La société ne donne pas non plus de directives précises pour le moment. “Des conversations auront lieu avec les producteurs et les réalisateurs dans les semaines à venir sur la taille et les genres”, déclare un producteur qui a une réunion sur les livres et attend avec impatience un aperçu. Mais c’est un moment incertain pour le géant du streaming, qui pourrait voir encore plus de coupes et d’éventuelles sorties de cadres, laissant certains producteurs et agents méfiants. « Suis-je à l’aise de leur apporter un colis en ce moment ? Non, je ne le suis pas », dit un partenaire. (co-chef de Netflix Roseau Hastings n’a pas exactement donné le chef du film Stuber ou le chef de la télévision Bela Bajaria un regain de confiance quand Maureen Dowddans un New York Times profil publié le 28 mai, interrogé sur la probabilité que les cadres supérieurs restent sur place et il a répondu: “Euh, la façon dont nous sommes organisés, personne ne peut faire cette hypothèse.” Il a ensuite défendu les dirigeants et a déclaré: “notre contenu n’est pas la raison pour laquelle le ralentissement actuel se produit”.)

Une chose sur laquelle beaucoup s’accordent est que l’ère des projets de vanité coûteux chez Netflix, qu’il s’agisse d’animation ou d’action en direct (comme Martin Scorsesec’est 175 millions de dollars L’Irlandais), est probablement terminée. « Cette tendance à tout faire pour attirer les talents et à leur donner carte blanche est en train de disparaître », confie une personne.

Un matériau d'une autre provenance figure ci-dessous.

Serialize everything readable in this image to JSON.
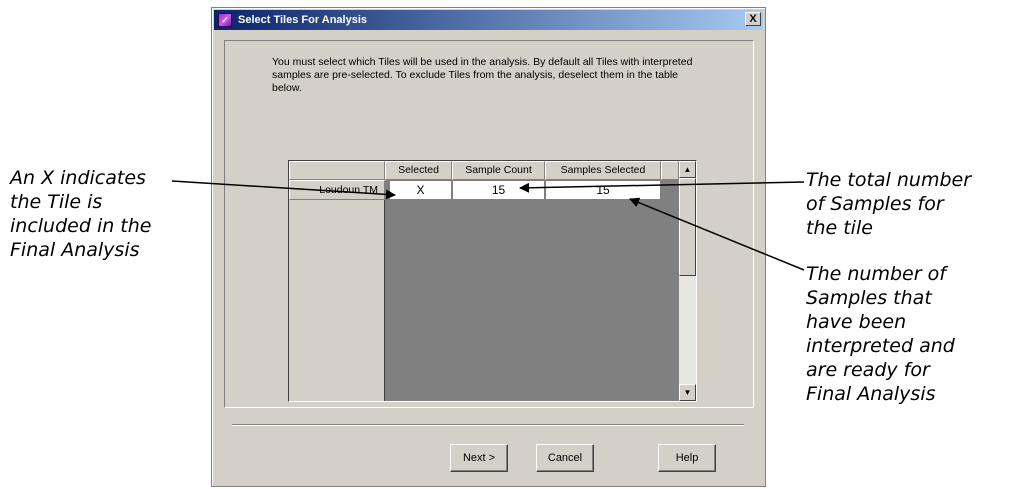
{
  "dialog": {
    "title": "Select Tiles For Analysis",
    "close_label": "X",
    "instructions": "You must select which Tiles will be used in the analysis. By default all Tiles with interpreted samples are pre-selected. To exclude Tiles from the analysis, deselect them in the table below."
  },
  "table": {
    "columns": [
      "Selected",
      "Sample Count",
      "Samples Selected"
    ],
    "rows": [
      {
        "label": "Loudoun TM",
        "selected": "X",
        "sample_count": "15",
        "samples_selected": "15"
      }
    ]
  },
  "buttons": {
    "next": "Next >",
    "cancel": "Cancel",
    "help": "Help"
  },
  "annotations": {
    "left": "An X indicates\nthe Tile is\nincluded in the\nFinal Analysis",
    "top_right": "The total number\nof Samples for\nthe tile",
    "bottom_right": "The number of\nSamples that\nhave been\ninterpreted and\nare ready for\nFinal Analysis"
  }
}
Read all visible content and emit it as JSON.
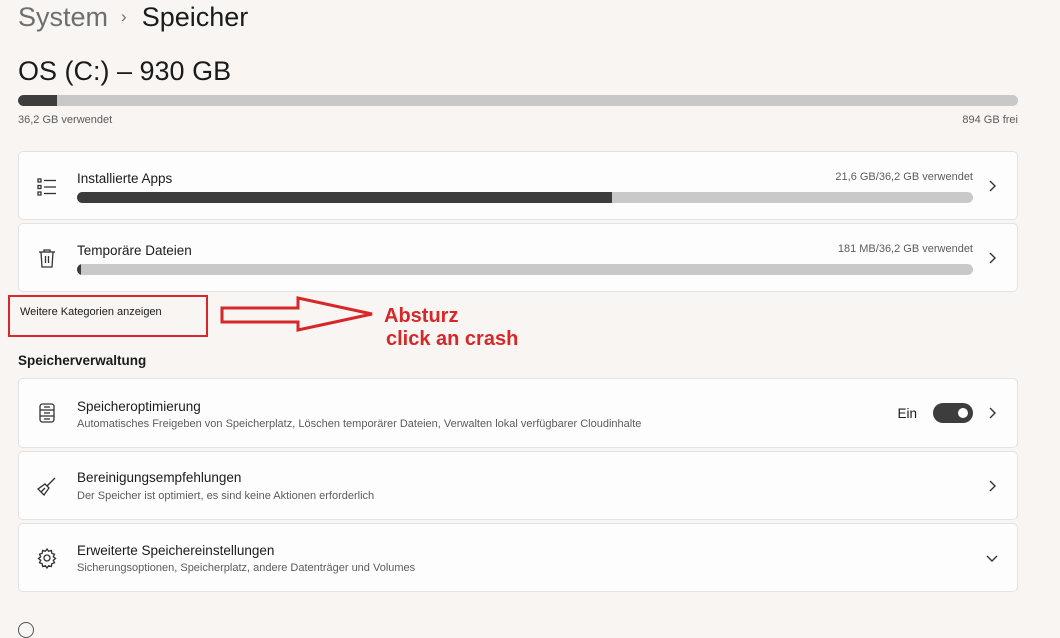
{
  "breadcrumb": {
    "parent": "System",
    "separator": "›",
    "current": "Speicher"
  },
  "drive": {
    "title": "OS (C:) – 930 GB",
    "used_label": "36,2 GB verwendet",
    "free_label": "894 GB frei",
    "used_fraction": 0.039
  },
  "categories": [
    {
      "title": "Installierte Apps",
      "usage": "21,6 GB/36,2 GB verwendet",
      "fraction": 0.597,
      "icon": "list-icon"
    },
    {
      "title": "Temporäre Dateien",
      "usage": "181 MB/36,2 GB verwendet",
      "fraction": 0.005,
      "icon": "trash-icon"
    }
  ],
  "more_categories": "Weitere Kategorien anzeigen",
  "annotation": {
    "line1": "Absturz",
    "line2": "click an crash",
    "color": "#d62828"
  },
  "management": {
    "heading": "Speicherverwaltung",
    "items": [
      {
        "title": "Speicheroptimierung",
        "desc": "Automatisches Freigeben von Speicherplatz, Löschen temporärer Dateien, Verwalten lokal verfügbarer Cloudinhalte",
        "toggle_label": "Ein",
        "toggle_on": true,
        "icon": "storage-drive-icon"
      },
      {
        "title": "Bereinigungsempfehlungen",
        "desc": "Der Speicher ist optimiert, es sind keine Aktionen erforderlich",
        "icon": "broom-icon"
      },
      {
        "title": "Erweiterte Speichereinstellungen",
        "desc": "Sicherungsoptionen, Speicherplatz, andere Datenträger und Volumes",
        "icon": "gear-icon"
      }
    ]
  }
}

Comme toujours, il y aura des exceptions – c’est Hollywood, après tout – mais au fond, cette nouvelle ère semble être marquée par une idée : la discipline.

Source : classements Nielsen en streaming, août 2020-avril 2022 ; Recherche PTH

Cette histoire est apparue pour la première fois dans le numéro du 1er juin du magazine The Hollywood Reporter. Cliquez ici pour vous abonner.